Gov. Brown Takes Action on Remaining Gun Bills, Including Two Vetoes Urged by Firearms Policy Coalition
SACRAMENTO (September 26, 2016) – Earlier today, California Governor Jerry Brown took action on the remaining gun bills that were passed by the Legislature.
AB 450 – VETOED – McCarty (D-Sacramento)
AB 450 would have allowed local governments to radically increase the amount of fees they charge for handgun carry license (“CCW”) applications and license issuance. In FPC’s letter requesting a veto of the measure, we argued, among other things, that the “legislative process should not be used to settle local political scores.” Brown’s veto message mirrored FPC’s concerns, stating that the “bill was spurred by a local dispute in one county,” and that he was “unaware of a larger problem that merits a statewide change at this time.”
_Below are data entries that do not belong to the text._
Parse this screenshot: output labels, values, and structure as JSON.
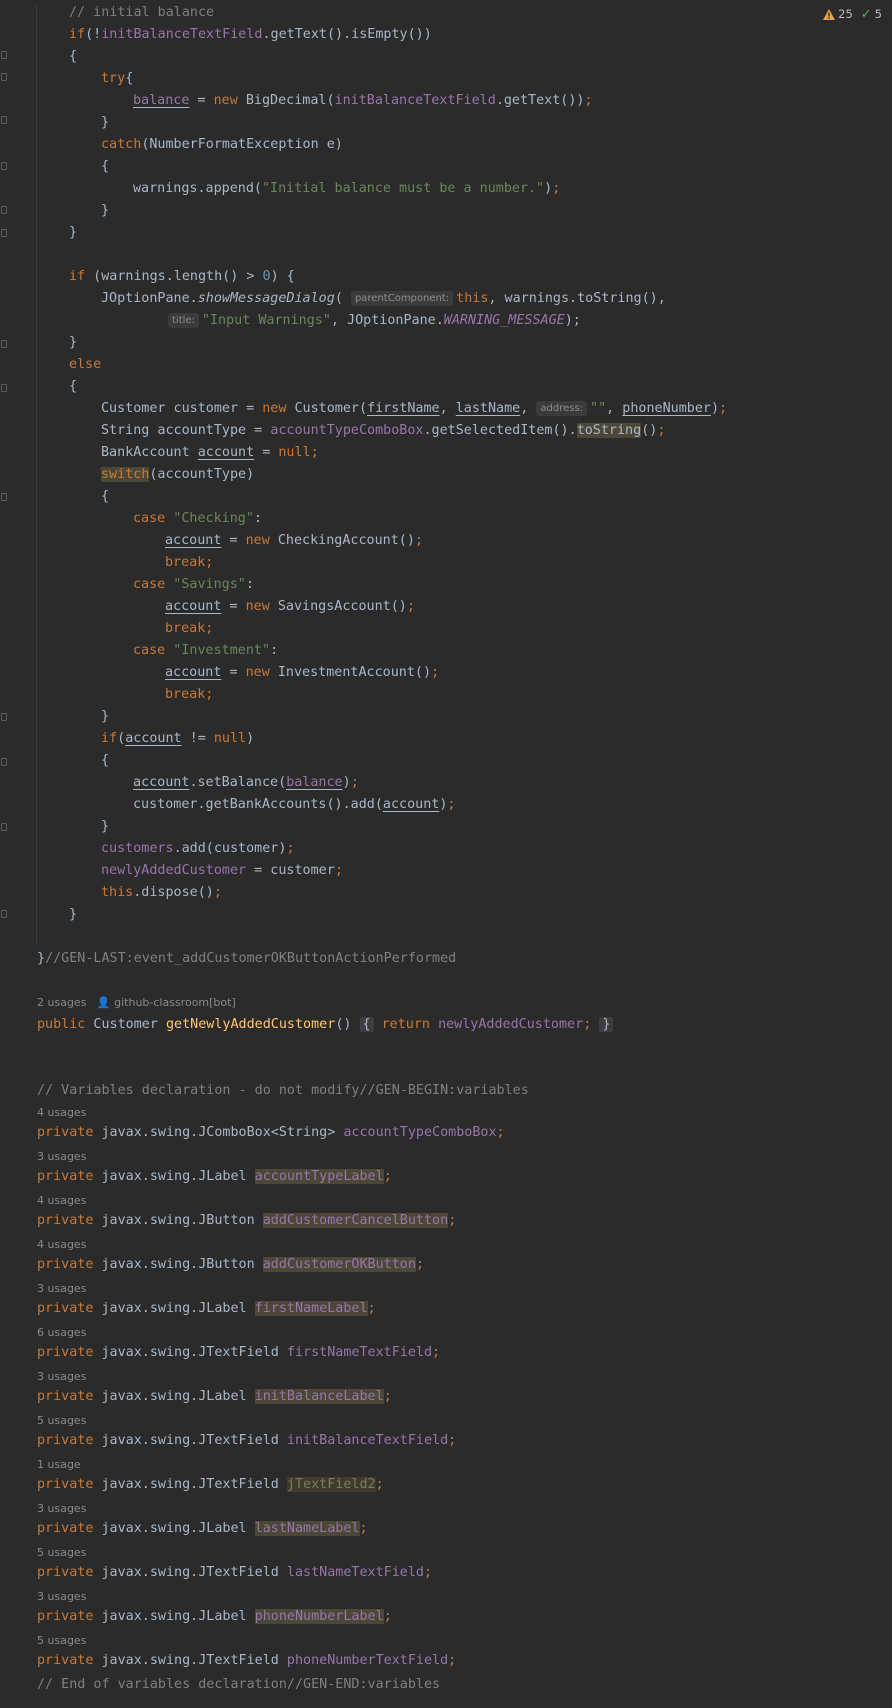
{
  "inspections": {
    "warnings_count": "25",
    "weak_warnings_count": "5"
  },
  "code": {
    "l01": "// initial balance",
    "l02a": "if",
    "l02b": "(!",
    "l02c": "initBalanceTextField",
    "l02d": ".getText().isEmpty())",
    "brace_open": "{",
    "brace_close": "}",
    "try_kw": "try",
    "l05_field": "balance",
    "l05_eq": " = ",
    "l05_new": "new",
    "l05_rest": " BigDecimal(",
    "l05_field2": "initBalanceTextField",
    "l05_end": ".getText())",
    "semi": ";",
    "catch_kw": "catch",
    "catch_rest": "(NumberFormatException e)",
    "warn_append": "warnings.append(",
    "warn_msg": "\"Initial balance must be a number.\"",
    "close_paren": ")",
    "if_kw": "if",
    "if_rest1": " (warnings.length() > ",
    "zero": "0",
    "if_rest2": ") {",
    "jop": "JOptionPane.",
    "show_dialog": "showMessageDialog",
    "open_paren": "(",
    "hint_parent": "parentComponent:",
    "this_kw": "this",
    "warn_tostring": ", warnings.toString(),",
    "hint_title": "title:",
    "title_str": "\"Input Warnings\"",
    "comma_jop": ", JOptionPane.",
    "warning_message": "WARNING_MESSAGE",
    "close_paren_semi": ");",
    "else_kw": "else",
    "cust_decl": "Customer customer = ",
    "cust_new": " Customer(",
    "first_name": "firstName",
    "comma_sp": ", ",
    "last_name": "lastName",
    "hint_address": "address:",
    "empty_str": "\"\"",
    "phone_number": "phoneNumber",
    "acct_type_decl": "String accountType = ",
    "acct_combo": "accountTypeComboBox",
    "get_selected": ".getSelectedItem().",
    "to_string": "toString",
    "unit_call": "()",
    "bank_acct_decl": "BankAccount ",
    "account": "account",
    "eq_null_pre": " = ",
    "null_kw": "null",
    "switch_kw": "switch",
    "switch_rest": "(accountType)",
    "case_kw": "case",
    "checking_str": " \"Checking\"",
    "savings_str": " \"Savings\"",
    "investment_str": " \"Investment\"",
    "colon": ":",
    "checking_cls": " CheckingAccount()",
    "savings_cls": " SavingsAccount()",
    "investment_cls": " InvestmentAccount()",
    "break_kw": "break;",
    "not_eq": " != ",
    "set_balance": ".setBalance(",
    "get_bank_accts": "customer.getBankAccounts().add(",
    "customers": "customers",
    "add_customer": ".add(customer)",
    "newly_added": "newlyAddedCustomer",
    "eq_customer": " = customer",
    "dispose": ".dispose()",
    "gen_last": "//GEN-LAST:event_addCustomerOKButtonActionPerformed",
    "usages_2": "2 usages",
    "author": "github-classroom[bot]",
    "public_kw": "public",
    "customer_type": " Customer ",
    "getter_name": "getNewlyAddedCustomer",
    "fold_body_open": "{",
    "return_kw": "return",
    "fold_body_close": "}",
    "vars_begin": "// Variables declaration - do not modify//GEN-BEGIN:variables",
    "private_kw": "private",
    "vars_end": "// End of variables declaration//GEN-END:variables",
    "fields": [
      {
        "usages": "4 usages",
        "type": " javax.swing.JComboBox<String> ",
        "name": "accountTypeComboBox",
        "unused": false
      },
      {
        "usages": "3 usages",
        "type": " javax.swing.JLabel ",
        "name": "accountTypeLabel",
        "unused": true
      },
      {
        "usages": "4 usages",
        "type": " javax.swing.JButton ",
        "name": "addCustomerCancelButton",
        "unused": true
      },
      {
        "usages": "4 usages",
        "type": " javax.swing.JButton ",
        "name": "addCustomerOKButton",
        "unused": true
      },
      {
        "usages": "3 usages",
        "type": " javax.swing.JLabel ",
        "name": "firstNameLabel",
        "unused": true
      },
      {
        "usages": "6 usages",
        "type": " javax.swing.JTextField ",
        "name": "firstNameTextField",
        "unused": false
      },
      {
        "usages": "3 usages",
        "type": " javax.swing.JLabel ",
        "name": "initBalanceLabel",
        "unused": true
      },
      {
        "usages": "5 usages",
        "type": " javax.swing.JTextField ",
        "name": "initBalanceTextField",
        "unused": false
      },
      {
        "usages": "1 usage",
        "type": " javax.swing.JTextField ",
        "name": "jTextField2",
        "unused": "dim"
      },
      {
        "usages": "3 usages",
        "type": " javax.swing.JLabel ",
        "name": "lastNameLabel",
        "unused": true
      },
      {
        "usages": "5 usages",
        "type": " javax.swing.JTextField ",
        "name": "lastNameTextField",
        "unused": false
      },
      {
        "usages": "3 usages",
        "type": " javax.swing.JLabel ",
        "name": "phoneNumberLabel",
        "unused": true
      },
      {
        "usages": "5 usages",
        "type": " javax.swing.JTextField ",
        "name": "phoneNumberTextField",
        "unused": false
      }
    ]
  }
}
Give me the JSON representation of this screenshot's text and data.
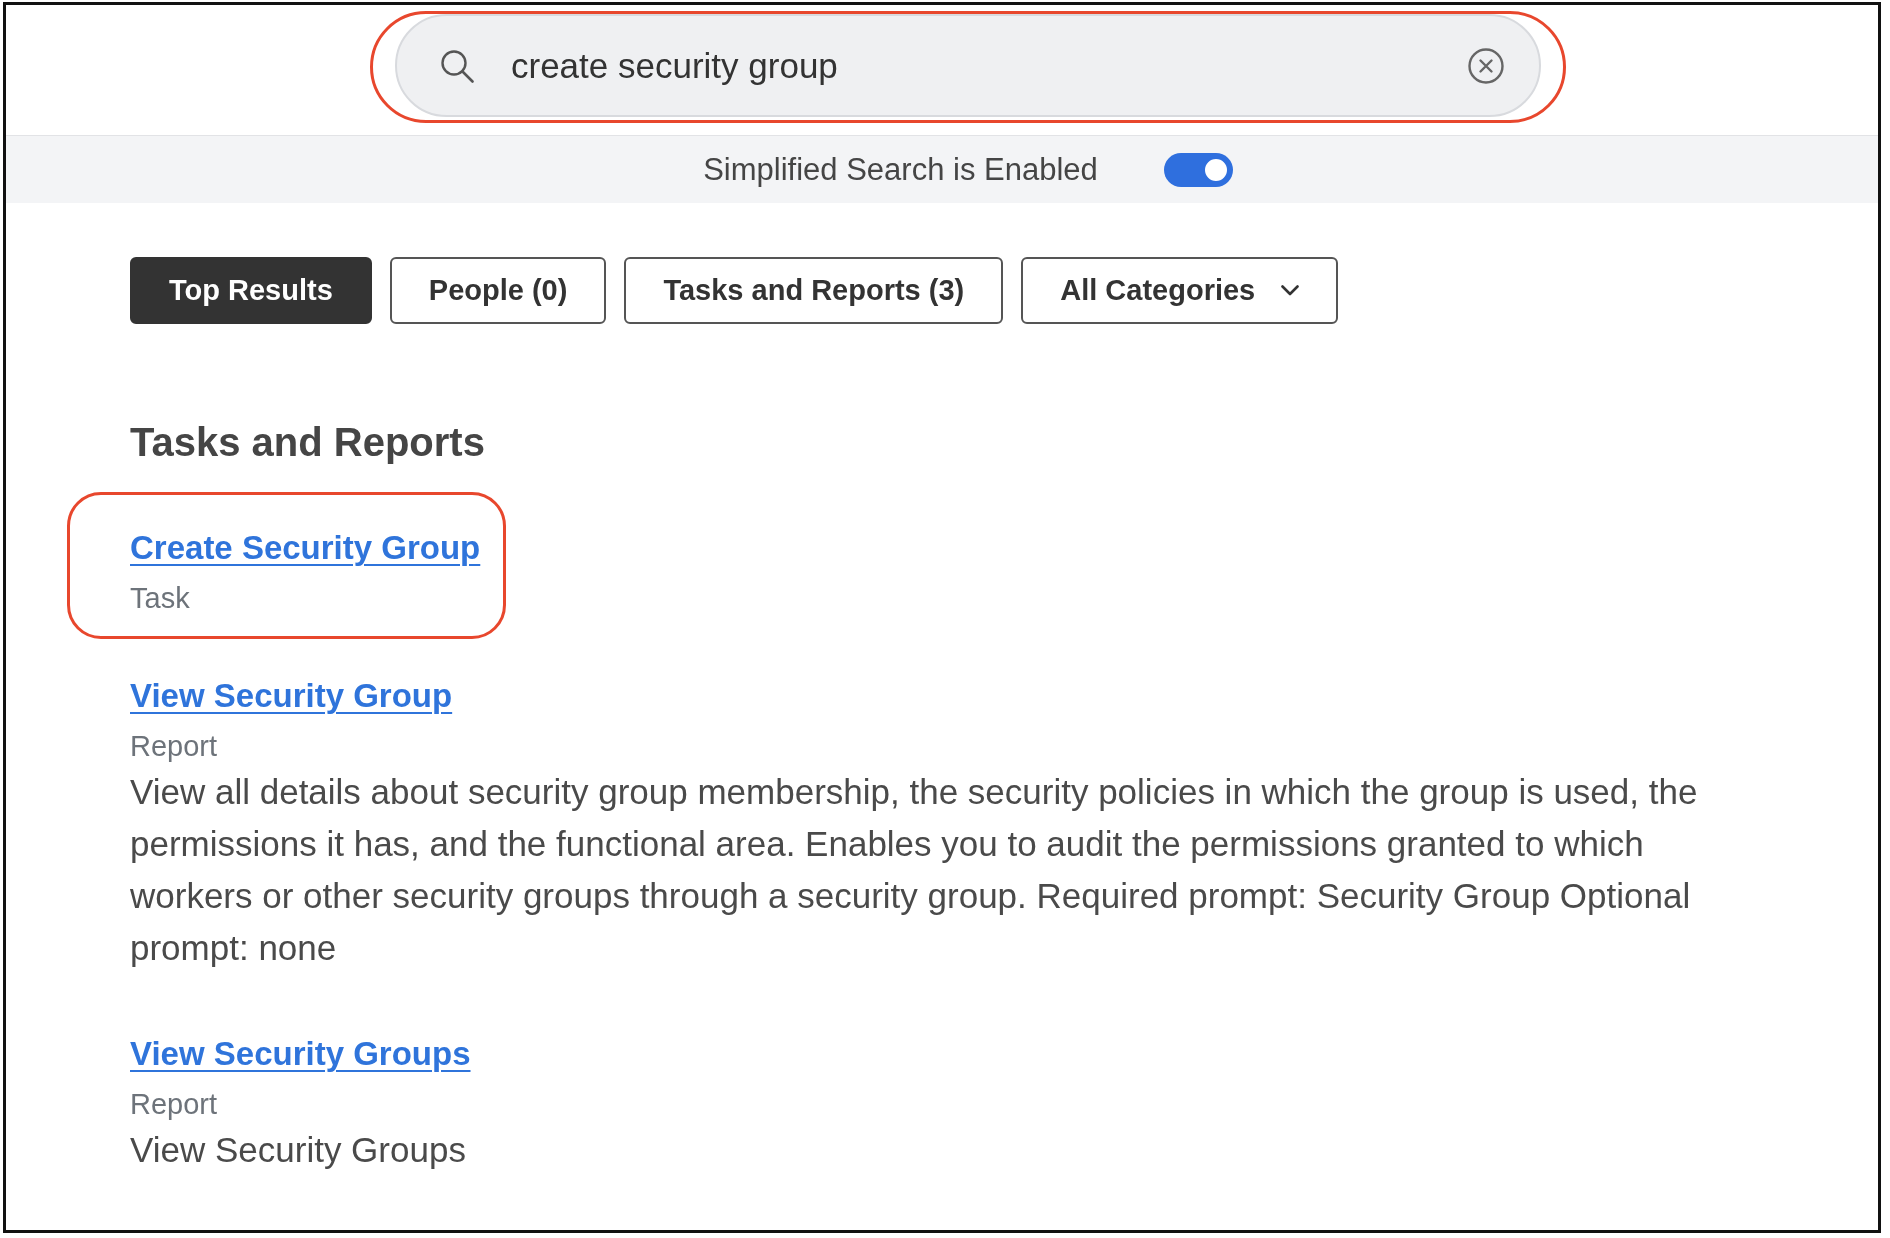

SB 1332 – VETOED – Mendoza (D-Los Angeles)
SB 1332 would have created hyper-technical new laws surrounding the loan and possession of firearms. In our letter requesting a veto, FPC argued, among other reasons, that “on the heels of SB 826….which moved the existing fund surplus over to a failed, unaccountable DOJ [APPS] program, [SB 1332] is the nail in the coffin for the account.” The Governor shared the same concerns, stating in his veto message that SB 1332 would create “millions of dollars in new and ongoing costs for the Department of Justice” and that he does not believe “that this additional burden and cost comes with a commensurate public safety benefit.”
AB 2510 – SIGNED – Linder (R-Corona)
Following months of FPC’s direct lobbying and significant grassroots pressure, AB 2510 was amended to provide for a modern, uniform carry license format.
AB 2165 – SIGNED – Bonta (D-Alameda)
AB 2165 amends California’s laws surrounding its “roster” of handguns deemed “not unsafe” by creating new exemptions for a number of law enforcement-related government employees. These exemptions allow more government employees to directly acquire from dealers thousands of handgun models that the State does not believe is “safe” enough for its law-abiding eligible residents to buy and use. AB 2165 was opposed by Firearms Policy Coalition.
Firearms Policy Coalition is still awaiting the Governor’s decision on Senate Bill 443, a civil asset reform measure FPC strongly urged Governor Brown to sign. SB 443 is also supported by such wide-ranging advocacy groups as the American Civil Liberties Union and Institute for Justice. Last week, Brown signed into law Assembly Bill 884, a measure to immediately repeal a law that criminalized the political use of Assembly video footage that followed FPC’s successful federal First Amendment free speech lawsuit FPCSADC, et al. v. Attorney General Kamala Harris.
Firearms Policy Coalition is a 501(c)4 nonprofit organization. FPC’s mission is to protect and defend the Constitution of the United States, especially the fundamental, individual Second Amendment right to keep and bear arms.